Hélio Next AKA : Flùtêzùt - "Tirailleur"
Nous voilà partis, chacun avec son levier, boîtant dans la neige qui commence à fondre. On forme une drôle d’expédition, tout de même : quatre gus dans vent, clopin-clopant pour éviter de se casser la binette. Je sens Camille qui hésite à se servir de son levier comme d’une canne : ses pas qui ralentissent, ses bras qui s’abaissent, le manche qui se plante dans le manteau neigeux… Et puis la voix d’Axel, qui claque :
— Reprends-moi la position d’attaque ! Faut qu’on soit prêts !

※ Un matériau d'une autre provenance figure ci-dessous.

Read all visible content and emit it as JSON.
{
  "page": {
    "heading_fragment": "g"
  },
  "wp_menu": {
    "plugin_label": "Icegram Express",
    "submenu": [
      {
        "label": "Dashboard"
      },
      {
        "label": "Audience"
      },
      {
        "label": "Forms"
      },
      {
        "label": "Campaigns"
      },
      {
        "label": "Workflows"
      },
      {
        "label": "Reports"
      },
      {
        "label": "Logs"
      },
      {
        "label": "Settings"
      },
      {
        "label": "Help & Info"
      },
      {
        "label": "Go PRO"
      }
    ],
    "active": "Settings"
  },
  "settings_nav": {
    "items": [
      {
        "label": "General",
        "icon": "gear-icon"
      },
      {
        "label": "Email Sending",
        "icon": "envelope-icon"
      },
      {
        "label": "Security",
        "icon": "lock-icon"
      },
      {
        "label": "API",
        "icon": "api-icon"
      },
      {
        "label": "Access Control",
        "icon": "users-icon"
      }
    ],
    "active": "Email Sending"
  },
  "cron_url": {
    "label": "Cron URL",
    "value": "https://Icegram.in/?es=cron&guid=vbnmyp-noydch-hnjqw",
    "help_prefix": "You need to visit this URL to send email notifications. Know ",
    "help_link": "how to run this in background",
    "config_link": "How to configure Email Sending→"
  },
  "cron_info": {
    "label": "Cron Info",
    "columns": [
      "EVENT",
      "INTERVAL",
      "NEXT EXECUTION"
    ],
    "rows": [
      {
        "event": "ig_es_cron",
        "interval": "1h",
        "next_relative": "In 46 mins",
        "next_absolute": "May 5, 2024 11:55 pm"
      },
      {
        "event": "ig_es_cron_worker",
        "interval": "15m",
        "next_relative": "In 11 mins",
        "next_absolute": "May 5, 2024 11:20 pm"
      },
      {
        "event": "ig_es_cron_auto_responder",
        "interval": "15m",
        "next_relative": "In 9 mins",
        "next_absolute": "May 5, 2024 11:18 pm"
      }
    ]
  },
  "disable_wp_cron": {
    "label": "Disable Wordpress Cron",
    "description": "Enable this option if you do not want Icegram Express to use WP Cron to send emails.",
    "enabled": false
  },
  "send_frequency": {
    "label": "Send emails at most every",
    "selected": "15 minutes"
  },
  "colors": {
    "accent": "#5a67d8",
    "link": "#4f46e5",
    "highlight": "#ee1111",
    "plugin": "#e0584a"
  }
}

Prêts, prêts… C’est vite dit. Alors oui, on a peut-être des armes – et encore, quelles armes ! Une boule de neige lestée d’un caillou serait presque aussi efficace – mais on est partis tellement concentrés sur notre objectif qu’on en a oublié de quoi se couvrir correctement. Limite on est prêts pour un été en Bretagne. Alors, à ce rythme d’arthritiques-là, j’espère qu’on va vite trouver la stèle, parce que soit on se casse la jambe, soit on finit comme des glaçons. Dans le vent.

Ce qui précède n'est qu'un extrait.